RFR(s): 8220774: Add HandshakeALot diag option
David Holmes
david.holmes at oracle.com
Thu Mar 21 22:01:45 UTC 2019
I will review now that the dust has settled :)
Might be a few hours.
David
On 22/03/2019 2:04 am, Robbin Ehn wrote:
> On 2019-03-21 16:11, Daniel D. Daugherty wrote:
>>> Check-out v3, just full:
>>> http://cr.openjdk.java.net/~rehn/8220774/v3/webrev/
>>
>> src/hotspot/share/runtime/globals.hpp
>> No comments.
>>
>> src/hotspot/share/runtime/thread.hpp
>> No comments.
>>
>> src/hotspot/share/runtime/thread.cpp
>> L2954: assert((!has_last_Java_frame() && java_call_counter() ==
>> 0) ||
>> L2955: (has_last_Java_frame() && java_call_counter() >
>> 0), "wrong java_sp info!");
>> Perhaps change to this:
>>
>> assert((!has_last_Java_frame() && java_call_counter() ==
>> 0) ||
>> (has_last_Java_frame() && java_call_counter() > 0),
>> "unexpected frame info: has_last_frame=%d,
>> java_call_counter=%d",
>> has_last_Java_frame(), java_call_counter());
>>
>> and consider making the same change to the nmethod version.
>>
>
> Fixed both!
>
>> src/hotspot/share/runtime/vmThread.hpp
>> No comments.
>>
>> src/hotspot/share/runtime/vmThread.cpp
>> L449: // Must check for handshakes first, since ops returns.
>> Perhaps:
>> // Check for handshakes first since we may need to return
>> a VMop.
>>
>> L454: // Check for a true cleanup first, trying to keep stats
>> correct.
>> Perhaps:
>> // Check for a cleanup before SafepointALot to keep stats
>> correct.
>>
>> L635: // We want to make sure that we get to a safepoint
>> regularly.
>> Perhaps an addition:
>> // We want to make sure that we get to a safepoint
>> regularly
>> // even when executing VMops that don't require
>> safepoints.
>>
>
> Fixed above!
>
> Publishing v4, since I need a second review:
> Full:
> http://cr.openjdk.java.net/~rehn/8220774/v4/webrev/
> Inc:
> http://cr.openjdk.java.net/~rehn/8220774/v4/inc/webrev/
>
> Thanks, Robbin
>
>> Okay, I now grok why VMThread::no_op_safepoint() does not need a
>> 'check_time' parameter. Thanks for restoring the no_op_safepoint()
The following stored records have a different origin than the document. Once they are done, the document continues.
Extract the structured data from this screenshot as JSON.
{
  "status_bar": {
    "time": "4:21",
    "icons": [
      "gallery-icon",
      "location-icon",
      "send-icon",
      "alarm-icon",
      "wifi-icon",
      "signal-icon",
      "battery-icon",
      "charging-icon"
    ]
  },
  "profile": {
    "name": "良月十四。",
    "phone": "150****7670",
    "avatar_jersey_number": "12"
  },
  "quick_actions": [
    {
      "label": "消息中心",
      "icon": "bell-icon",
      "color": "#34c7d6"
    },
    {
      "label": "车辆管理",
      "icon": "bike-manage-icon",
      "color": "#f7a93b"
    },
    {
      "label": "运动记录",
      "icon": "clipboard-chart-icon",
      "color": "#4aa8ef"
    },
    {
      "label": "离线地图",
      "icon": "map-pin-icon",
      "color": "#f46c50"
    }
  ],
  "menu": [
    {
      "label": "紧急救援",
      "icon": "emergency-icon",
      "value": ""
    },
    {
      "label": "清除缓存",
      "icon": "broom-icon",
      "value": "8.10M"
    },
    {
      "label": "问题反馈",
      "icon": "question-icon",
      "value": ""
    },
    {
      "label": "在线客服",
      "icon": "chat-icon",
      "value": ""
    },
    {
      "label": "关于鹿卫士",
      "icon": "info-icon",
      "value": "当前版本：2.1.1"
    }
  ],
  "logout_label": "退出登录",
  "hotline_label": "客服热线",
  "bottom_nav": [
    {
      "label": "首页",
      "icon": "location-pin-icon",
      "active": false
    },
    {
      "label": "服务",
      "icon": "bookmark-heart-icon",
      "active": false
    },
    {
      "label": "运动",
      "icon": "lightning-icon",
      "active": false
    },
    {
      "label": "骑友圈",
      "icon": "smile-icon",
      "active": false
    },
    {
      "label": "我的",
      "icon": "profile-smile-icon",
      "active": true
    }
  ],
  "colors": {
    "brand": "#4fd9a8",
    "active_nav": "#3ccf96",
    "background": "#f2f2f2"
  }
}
>> call at the bottom of the "while(true)" in VMThread::loop().
>>
>> If you decide to tweak the semantics for SafepointALot down the road,
>> it would be best to do that in its own bug rather than as part of
>> another bug.
>>
>> Thumbs up! Your call on whether to tweak the assert or change the
>> comments.
>>
>> Dan
>>
>>
>>
>> On 3/21/19 10:28 AM, Daniel D. Daugherty wrote:
>>> On 3/21/19 9:57 AM, Robbin Ehn wrote:
>>>> Hi Dan,
>>>>
>>>> On 2019-03-20 21:21, Daniel D. Daugherty wrote:
>>>>>> And here is v2 for you to consider:
>>>>>> http://rehn-ws.se.oracle.com/cr_mirror/8220774/v2/webrev/
>>>>>
>>>>> It's too difficult to craft my comments relative to the incremental
>>>>> webrev so I'm working with the full webrev still.
>>>>>
>>>>>
>>>>> src/hotspot/share/runtime/globals.hpp
>>>>> No comments.
>>>>>
>>>>> src/hotspot/share/runtime/thread.hpp
>>>>> No comments.
>>>>>
>>>>> src/hotspot/share/runtime/thread.cpp
>>>>> L2953: // This checks that the thread have a correct frame
>>>>> state during a handshake
>>>>> typo: s/have/has/
>>>>> Also please add a '.' to end of the sentence.
>>>>
>>>> Fixed.
>>>>
>>>>>
>>>>> L2954: assert((!has_last_Java_frame() && java_call_counter()
>>>>> == 0) ||
>>>>> L2955: (has_last_Java_frame() && java_call_counter()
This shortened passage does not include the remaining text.